Zaproszenie zostało wysłane o godzinie dwudziestej drugiej. Żeby więc móc porozmawiać z potencjalnymi pracodawcami, musiałabym wsadzić się rano w pociąg, przejechać parę godzin w jedną stronę, wynająć pokój w hotelu (bo nie miałabym pewności, że porozmawiam z nimi już pierwszego dnia), wystać się w kolejce i kupić bilet na konwent. Żyć nie umierać. Odmówiłam.

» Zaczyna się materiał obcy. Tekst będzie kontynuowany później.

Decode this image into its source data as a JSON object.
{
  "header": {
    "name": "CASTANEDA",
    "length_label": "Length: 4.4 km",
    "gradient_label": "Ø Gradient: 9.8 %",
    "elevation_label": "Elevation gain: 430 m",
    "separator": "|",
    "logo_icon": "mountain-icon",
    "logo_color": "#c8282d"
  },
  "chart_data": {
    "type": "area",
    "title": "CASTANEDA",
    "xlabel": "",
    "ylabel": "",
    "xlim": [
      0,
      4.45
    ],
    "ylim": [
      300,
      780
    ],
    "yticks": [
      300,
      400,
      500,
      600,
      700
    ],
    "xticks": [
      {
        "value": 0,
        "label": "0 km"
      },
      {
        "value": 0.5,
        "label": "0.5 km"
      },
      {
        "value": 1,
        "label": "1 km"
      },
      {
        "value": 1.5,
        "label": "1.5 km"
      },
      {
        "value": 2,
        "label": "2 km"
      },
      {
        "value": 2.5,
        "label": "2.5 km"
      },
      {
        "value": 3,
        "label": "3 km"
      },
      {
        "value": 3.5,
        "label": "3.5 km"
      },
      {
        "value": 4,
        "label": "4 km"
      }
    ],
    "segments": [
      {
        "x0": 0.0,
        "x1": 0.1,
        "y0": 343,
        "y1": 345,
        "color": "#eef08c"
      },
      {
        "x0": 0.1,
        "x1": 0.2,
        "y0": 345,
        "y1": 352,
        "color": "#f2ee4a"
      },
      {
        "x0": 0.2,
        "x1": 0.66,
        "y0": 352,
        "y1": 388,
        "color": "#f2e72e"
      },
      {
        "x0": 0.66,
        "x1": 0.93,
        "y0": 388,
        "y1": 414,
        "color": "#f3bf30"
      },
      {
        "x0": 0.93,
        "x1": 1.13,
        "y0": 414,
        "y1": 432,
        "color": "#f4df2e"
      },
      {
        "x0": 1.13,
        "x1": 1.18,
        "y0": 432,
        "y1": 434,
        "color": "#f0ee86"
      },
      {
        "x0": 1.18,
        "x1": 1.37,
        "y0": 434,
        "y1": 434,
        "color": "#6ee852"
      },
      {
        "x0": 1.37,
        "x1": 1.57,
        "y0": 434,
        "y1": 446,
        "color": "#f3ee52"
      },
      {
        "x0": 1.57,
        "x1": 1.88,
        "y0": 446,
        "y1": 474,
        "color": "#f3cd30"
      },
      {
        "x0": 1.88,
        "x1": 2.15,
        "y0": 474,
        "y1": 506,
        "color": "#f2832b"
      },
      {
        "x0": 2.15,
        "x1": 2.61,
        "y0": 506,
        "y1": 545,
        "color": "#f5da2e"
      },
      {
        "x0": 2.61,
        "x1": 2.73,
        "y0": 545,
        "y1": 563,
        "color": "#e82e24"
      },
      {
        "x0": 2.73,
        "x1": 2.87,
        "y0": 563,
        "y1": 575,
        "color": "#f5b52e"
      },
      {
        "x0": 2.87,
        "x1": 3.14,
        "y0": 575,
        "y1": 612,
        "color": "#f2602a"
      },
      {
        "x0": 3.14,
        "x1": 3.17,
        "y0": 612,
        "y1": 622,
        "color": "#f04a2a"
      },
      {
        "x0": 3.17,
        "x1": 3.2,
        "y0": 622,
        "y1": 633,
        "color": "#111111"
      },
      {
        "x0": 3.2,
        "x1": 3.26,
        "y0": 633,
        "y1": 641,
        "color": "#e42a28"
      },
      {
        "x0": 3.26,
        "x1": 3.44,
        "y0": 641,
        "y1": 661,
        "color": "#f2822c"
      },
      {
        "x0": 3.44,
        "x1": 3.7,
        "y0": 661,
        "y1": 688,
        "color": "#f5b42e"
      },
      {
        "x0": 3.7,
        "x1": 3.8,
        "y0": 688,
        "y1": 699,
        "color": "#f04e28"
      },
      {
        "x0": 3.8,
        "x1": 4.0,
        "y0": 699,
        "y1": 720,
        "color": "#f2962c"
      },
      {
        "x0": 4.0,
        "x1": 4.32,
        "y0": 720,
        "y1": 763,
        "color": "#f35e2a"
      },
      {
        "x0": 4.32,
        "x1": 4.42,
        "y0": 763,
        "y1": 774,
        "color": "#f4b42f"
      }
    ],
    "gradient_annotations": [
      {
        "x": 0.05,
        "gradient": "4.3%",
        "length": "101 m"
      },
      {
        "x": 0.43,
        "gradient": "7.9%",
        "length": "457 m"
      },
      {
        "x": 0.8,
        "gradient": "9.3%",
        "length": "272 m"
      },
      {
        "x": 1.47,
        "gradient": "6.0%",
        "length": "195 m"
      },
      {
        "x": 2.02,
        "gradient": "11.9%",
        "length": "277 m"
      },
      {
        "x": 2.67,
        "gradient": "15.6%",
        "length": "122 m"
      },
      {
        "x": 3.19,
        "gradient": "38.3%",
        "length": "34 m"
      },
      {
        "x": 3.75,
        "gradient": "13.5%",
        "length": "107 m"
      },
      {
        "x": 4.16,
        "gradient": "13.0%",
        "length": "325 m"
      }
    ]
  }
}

Po paru dniach otrzymałam wiadomość, że jednak zależałoby im na kimś bardziej mobilnym, więc dziękują za współpracę. Ja również dziękuję i cieszę się, że nie było mi dane jej zasmakować.

wydawnictwo_mangowe

Skomentuj (13) Pobierz ten tekst w formie obrazka
Ocena: 223 (243)

Komentarze

Momencik, trwa ładowanie komentarzy   ładowanie…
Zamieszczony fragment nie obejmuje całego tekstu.